Now Goldman has also pulled its support for new coal. The bank has its own selfish reasons for this surge in climate spending. Among them: It is trying to move into consumer banking in the United States, and it is especially keen on capturing climate-concerned Millennials for its new online bank, Marcus. It wants to clean a corporate image that, 10 years after the financial crisis, remains tawdry to say the least. And it needs to recruit chipper young undergraduates (often from Harvard and Yale) to join its ranks—and, generally, today’s 20-somethings prefer to avoid complicity in the scorching of the sky. On top of all this, fossil-fuel stocks have systematically underperformed expectations this decade, and financiers are wary of those firms’ business suffering further under future climate policy.

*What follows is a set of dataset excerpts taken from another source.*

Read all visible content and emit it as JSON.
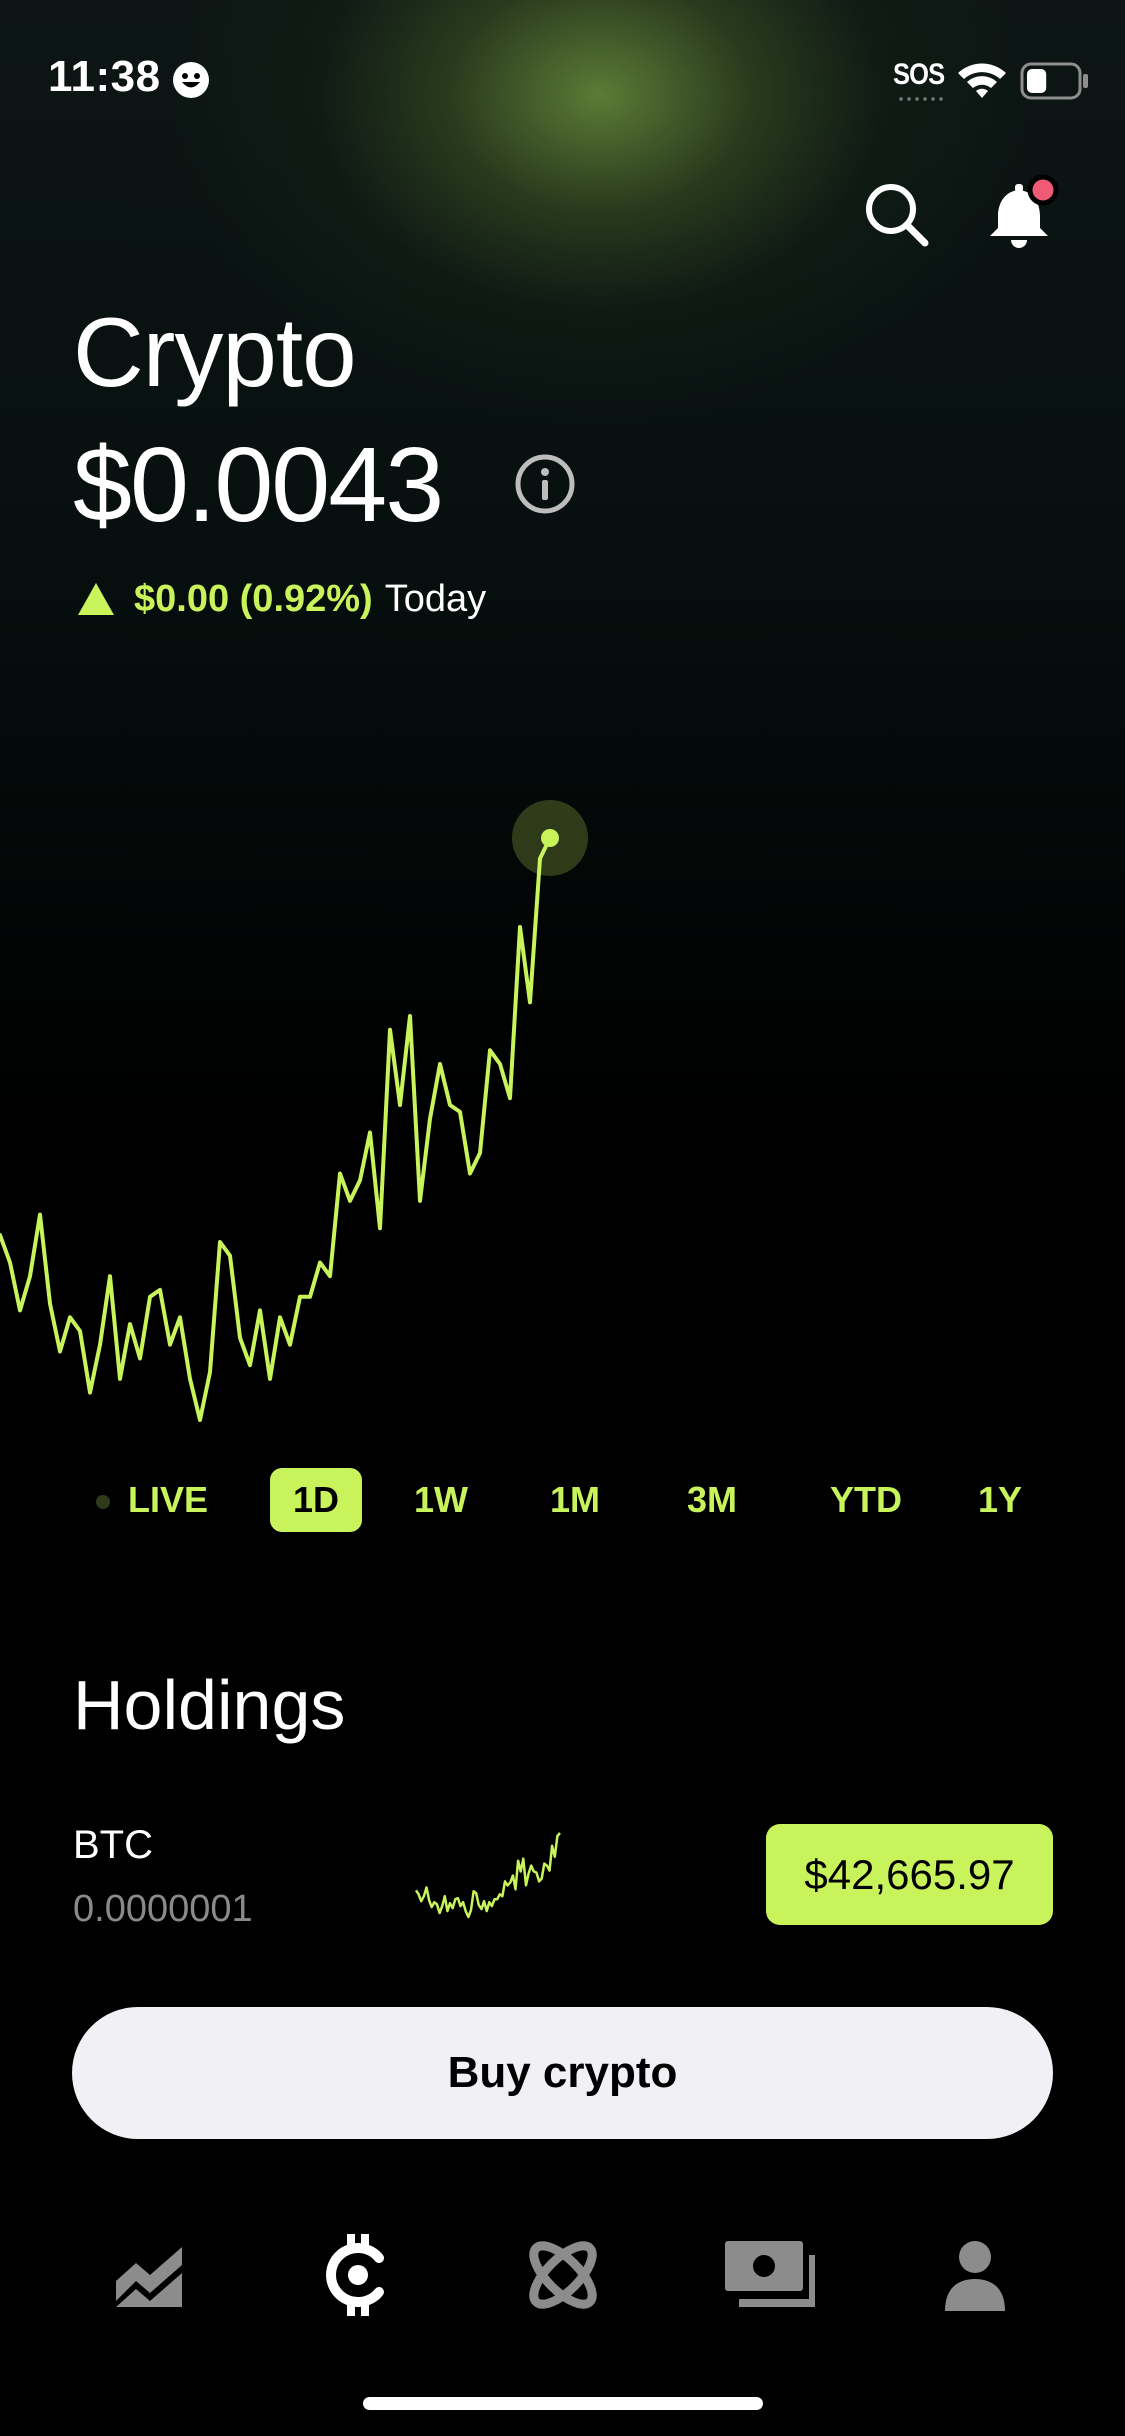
{
  "status_bar": {
    "time": "11:38",
    "carrier": "SOS",
    "battery_level": 0.4
  },
  "header": {
    "title": "Crypto",
    "balance": "$0.0043",
    "change_value": "$0.00 (0.92%)",
    "change_period": "Today",
    "icons": [
      "search-icon",
      "bell-icon",
      "info-icon"
    ],
    "notification_badge_color": "#ef5a74"
  },
  "theme": {
    "accent": "#c8f35b",
    "background": "#000000"
  },
  "chart_data": {
    "type": "line",
    "title": "",
    "xlabel": "",
    "ylabel": "",
    "values": [
      0.00372,
      0.00368,
      0.00361,
      0.00366,
      0.00375,
      0.00362,
      0.00355,
      0.0036,
      0.00358,
      0.00349,
      0.00356,
      0.00366,
      0.00351,
      0.00359,
      0.00354,
      0.00363,
      0.00364,
      0.00356,
      0.0036,
      0.00351,
      0.00345,
      0.00352,
      0.00371,
      0.00369,
      0.00357,
      0.00353,
      0.00361,
      0.00351,
      0.0036,
      0.00356,
      0.00363,
      0.00363,
      0.00368,
      0.00366,
      0.00381,
      0.00377,
      0.0038,
      0.00387,
      0.00373,
      0.00402,
      0.00391,
      0.00404,
      0.00377,
      0.00389,
      0.00397,
      0.00391,
      0.0039,
      0.00381,
      0.00384,
      0.00399,
      0.00397,
      0.00392,
      0.00417,
      0.00406,
      0.00427,
      0.0043
    ]
  },
  "time_ranges": {
    "selected": "1D",
    "items": [
      "LIVE",
      "1D",
      "1W",
      "1M",
      "3M",
      "YTD",
      "1Y"
    ]
  },
  "holdings": {
    "title": "Holdings",
    "items": [
      {
        "symbol": "BTC",
        "quantity": "0.0000001",
        "price": "$42,665.97"
      }
    ]
  },
  "actions": {
    "buy_label": "Buy crypto"
  },
  "nav": {
    "items": [
      {
        "icon": "investing-chart-icon",
        "active": false
      },
      {
        "icon": "crypto-icon",
        "active": true
      },
      {
        "icon": "explore-atom-icon",
        "active": false
      },
      {
        "icon": "cash-card-icon",
        "active": false
      },
      {
        "icon": "profile-icon",
        "active": false
      }
    ]
  }
}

But the bank’s self-interested motivations suggest that it may actually follow through on its stated policy. And the American banks that finance even more fossil-fuel projects than Goldman Sachs—JP Morgan Chase and Wells Fargo lead the list—share many of its concerns and vulnerabilities and, to some degree, touch even more consumers than Goldman does.

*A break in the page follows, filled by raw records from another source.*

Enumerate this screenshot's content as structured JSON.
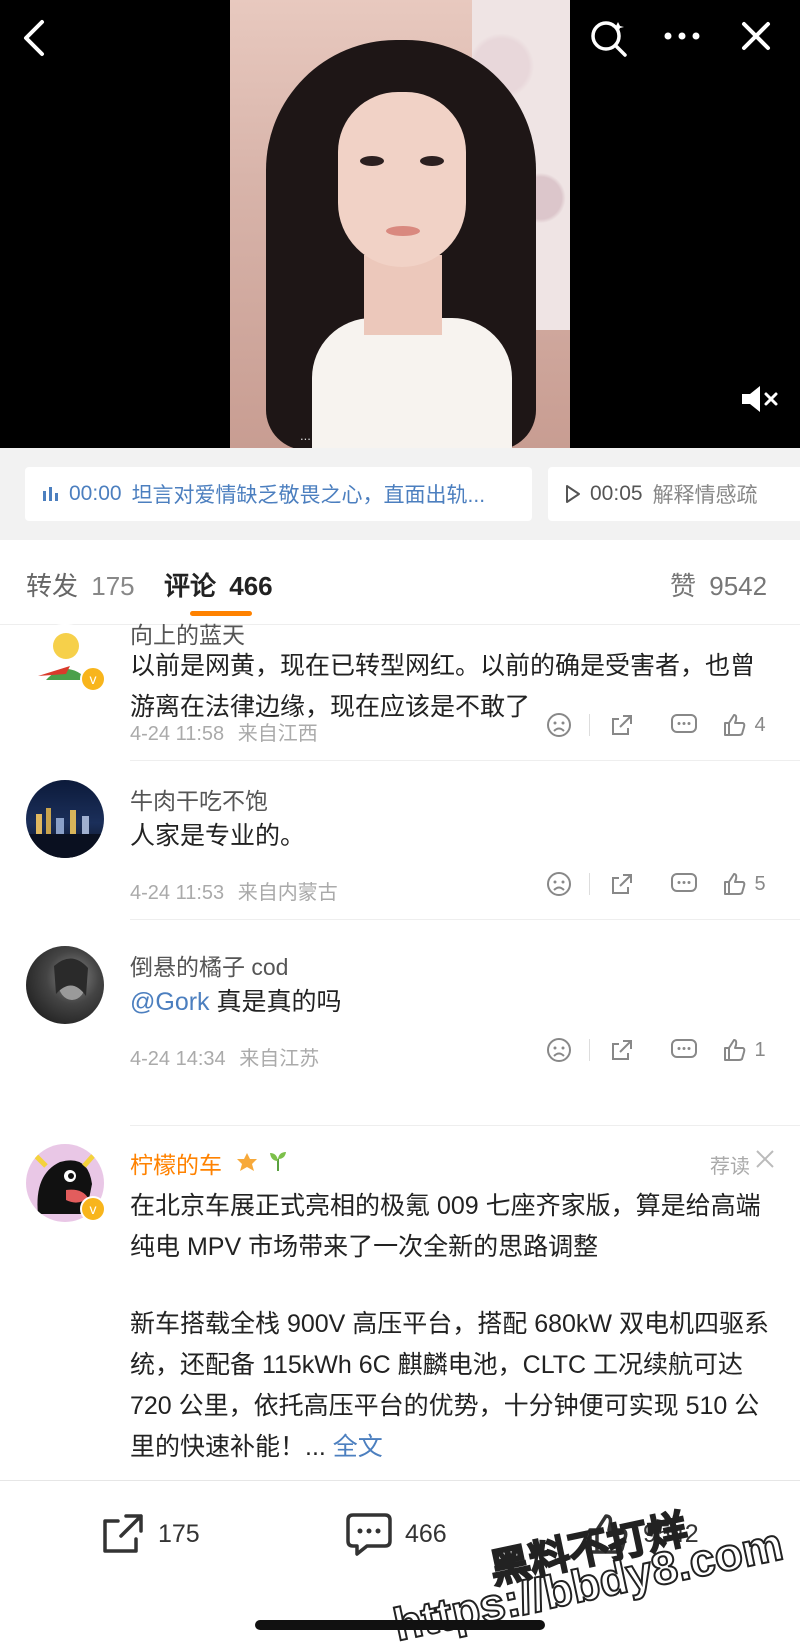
{
  "video": {
    "subtitle_partial": "...",
    "chips": [
      {
        "time": "00:00",
        "text": "坦言对爱情缺乏敬畏之心，直面出轨..."
      },
      {
        "time": "00:05",
        "text": "解释情感疏"
      }
    ]
  },
  "tabs": {
    "repost_label": "转发",
    "repost_count": "175",
    "comment_label": "评论",
    "comment_count": "466",
    "like_label": "赞",
    "like_count": "9542"
  },
  "comments": [
    {
      "name": "向上的蓝天",
      "text": "以前是网黄，现在已转型网红。以前的确是受害者，也曾游离在法律边缘，现在应该是不敢了",
      "time": "4-24 11:58",
      "location": "来自江西",
      "likes": "4"
    },
    {
      "name": "牛肉干吃不饱",
      "text": "人家是专业的。",
      "time": "4-24 11:53",
      "location": "来自内蒙古",
      "likes": "5"
    },
    {
      "name": "倒悬的橘子 cod",
      "mention": "@Gork",
      "text": " 真是真的吗",
      "time": "4-24 14:34",
      "location": "来自江苏",
      "likes": "1"
    }
  ],
  "promoted": {
    "name": "柠檬的车",
    "tag": "荐读",
    "para1": "在北京车展正式亮相的极氪 009 七座齐家版，算是给高端纯电 MPV 市场带来了一次全新的思路调整",
    "para2": "新车搭载全栈 900V 高压平台，搭配 680kW 双电机四驱系统，还配备 115kWh 6C 麒麟电池，CLTC 工况续航可达 720 公里，依托高压平台的优势，十分钟便可实现 510 公里的快速补能！...",
    "more": "全文"
  },
  "bottom": {
    "repost": "175",
    "comment": "466",
    "like": "9542"
  },
  "watermark": {
    "line1": "黑料不打烊",
    "line2": "https://bbdy8.com"
  },
  "colors": {
    "accent": "#ff8200",
    "link": "#4c7fbf",
    "vip_badge": "#f8b51c"
  }
}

That is good news for the planet, probably, but not necessarily for the people who live there. Instead of a planned and rapid transition to a post-carbon economy, the world is now on track for a disorderly and uneven one. Bankers are running a process that policy makers would handle with more care. “Finance is now ahead of the politics,” Allan said. “And when finance is ahead of the politics, then we have a problem with the democratic and political control of the process.”
This state of affairs is especially dire for Americans, as our economy remains tied up in fossil-fuel wealth. So far, the federal government has avoided undertaking the kind of clean-energy industrial policy undertaken by China in this decade and by the European Union in the coming one. If President Donald Trump wins next year, it is unlikely the United States will pursue such a policy until at least 2025, by which time the global supply chain for all manner of green technology—from batteries to electric cars—will be essentially locked up.

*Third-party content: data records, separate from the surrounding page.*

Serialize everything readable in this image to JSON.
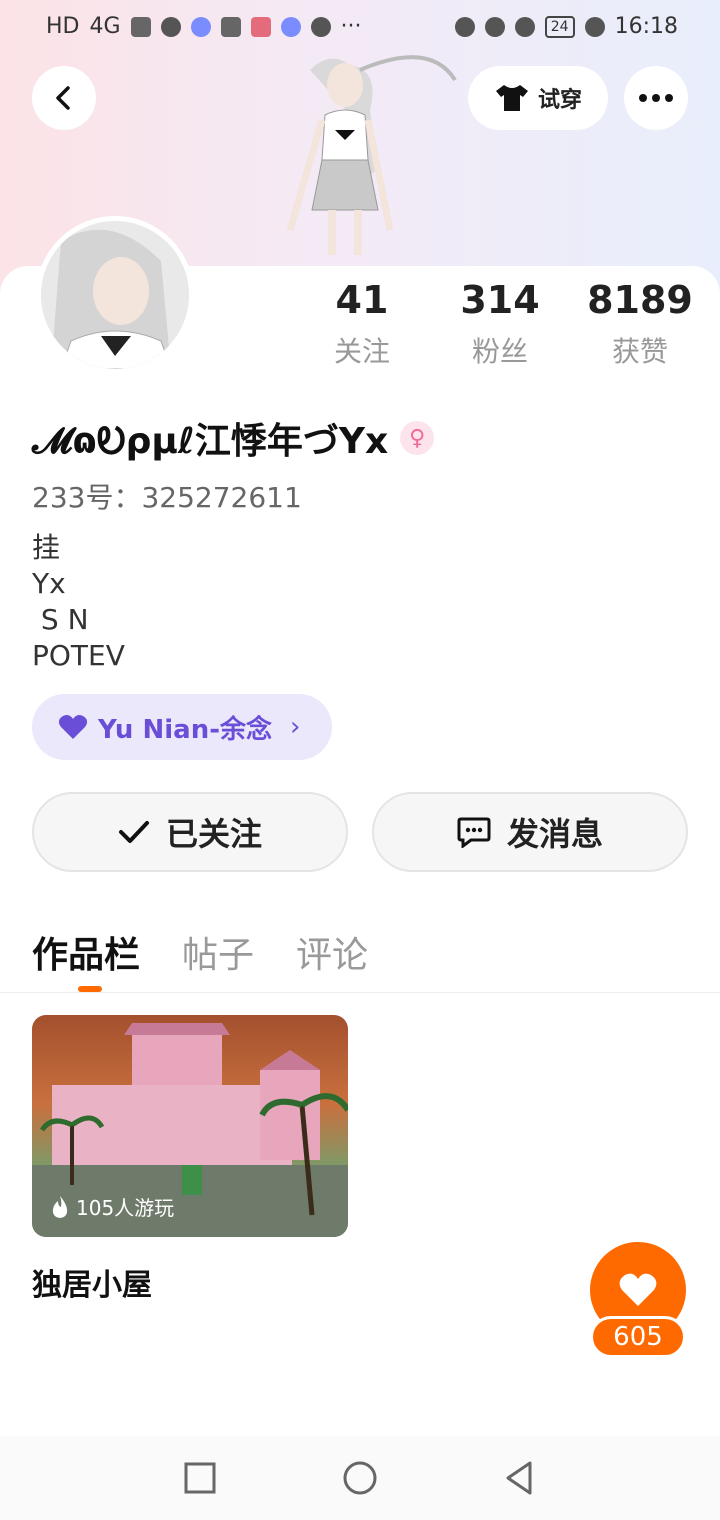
{
  "status_bar": {
    "left_text": [
      "HD",
      "4G"
    ],
    "battery": "24",
    "time": "16:18"
  },
  "header": {
    "back_icon": "back-icon",
    "try_on_label": "试穿",
    "try_on_icon": "tshirt-icon",
    "more_icon": "more-icon"
  },
  "stats": [
    {
      "value": "41",
      "label": "关注"
    },
    {
      "value": "314",
      "label": "粉丝"
    },
    {
      "value": "8189",
      "label": "获赞"
    }
  ],
  "profile": {
    "username": "𝓜ɷᎧρμℓ江悸年づYx",
    "gender_icon": "female-icon",
    "uid": "233号：325272611",
    "bio": "挂\nYx\n S N\nPOTEV"
  },
  "guild": {
    "label": "Yu Nian-余念",
    "icon": "heart-icon"
  },
  "actions": {
    "follow_label": "已关注",
    "message_label": "发消息"
  },
  "tabs": [
    {
      "label": "作品栏",
      "active": true
    },
    {
      "label": "帖子",
      "active": false
    },
    {
      "label": "评论",
      "active": false
    }
  ],
  "works": [
    {
      "title": "独居小屋",
      "plays": "105人游玩"
    }
  ],
  "like_fab": {
    "count": "605",
    "icon": "heart-icon"
  },
  "colors": {
    "accent": "#ff6a00",
    "guild_bg": "#ebe8fb",
    "guild_text": "#6b4ed8"
  }
}
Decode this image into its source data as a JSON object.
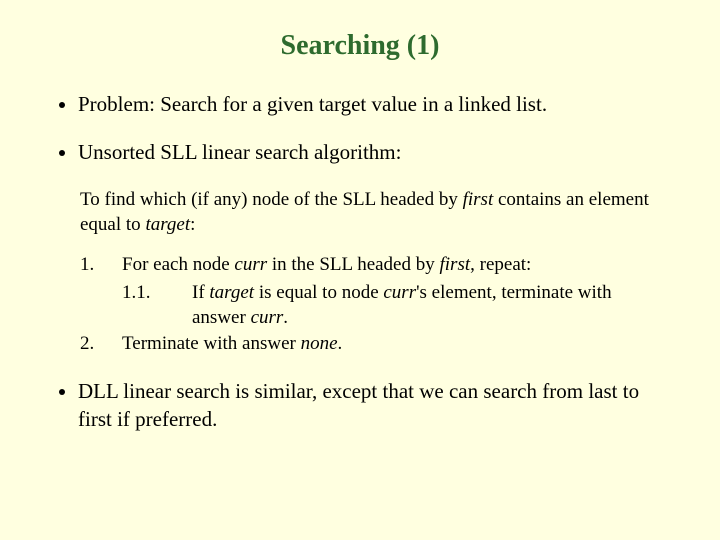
{
  "title": "Searching (1)",
  "bullets": {
    "b1": "Problem: Search for a given target value in a linked list.",
    "b2": "Unsorted SLL linear search algorithm:",
    "b3": "DLL linear search is similar, except that we can search from last to first if preferred."
  },
  "algo": {
    "intro_a": "To find which (if any) node of the SLL headed by ",
    "intro_first": "first",
    "intro_b": " contains an element equal to ",
    "intro_target": "target",
    "intro_c": ":",
    "step1_num": "1.",
    "step1_a": "For each node ",
    "step1_curr": "curr",
    "step1_b": " in the SLL headed by ",
    "step1_first": "first",
    "step1_c": ", repeat:",
    "step11_num": "1.1.",
    "step11_a": "If ",
    "step11_target": "target",
    "step11_b": " is equal to node ",
    "step11_curr": "curr",
    "step11_c": "'s element, terminate with answer ",
    "step11_curr2": "curr",
    "step11_d": ".",
    "step2_num": "2.",
    "step2_a": "Terminate with answer ",
    "step2_none": "none",
    "step2_b": "."
  }
}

And what of international climate diplomacy? Funny enough, there is already a climate treaty well suited to the herky-jerky decarbonization now happening around the world. It’s called the Paris Agreement. “The virtue of Paris is experimentalism and voluntarism,” Allan told me. “Paris is an admission that we can’t get the [UN] process ahead of the politics and economics of it. And the rapid progress on the politics and economics over the last 12 months shouldn’t be washed out just because the COP didn’t pan out.”
In other words, unlike the Kyoto Protocol—which deployed exactly the kind of cross-border carbon rules that flummoxed this year’s COP—the Paris Agreement said countries should just start decarbonizing, and try to get better at it over time. Not every COP will be productive or even inspiring, but over time, as capital changes hands and technologies improve and the public demands it, the global economy will move away from carbon.
Or at least that’s the hypothesis. Next year’s COP—and next year’s American election—will continue to test it. And there are some experiments that climate advocates would prefer not to run.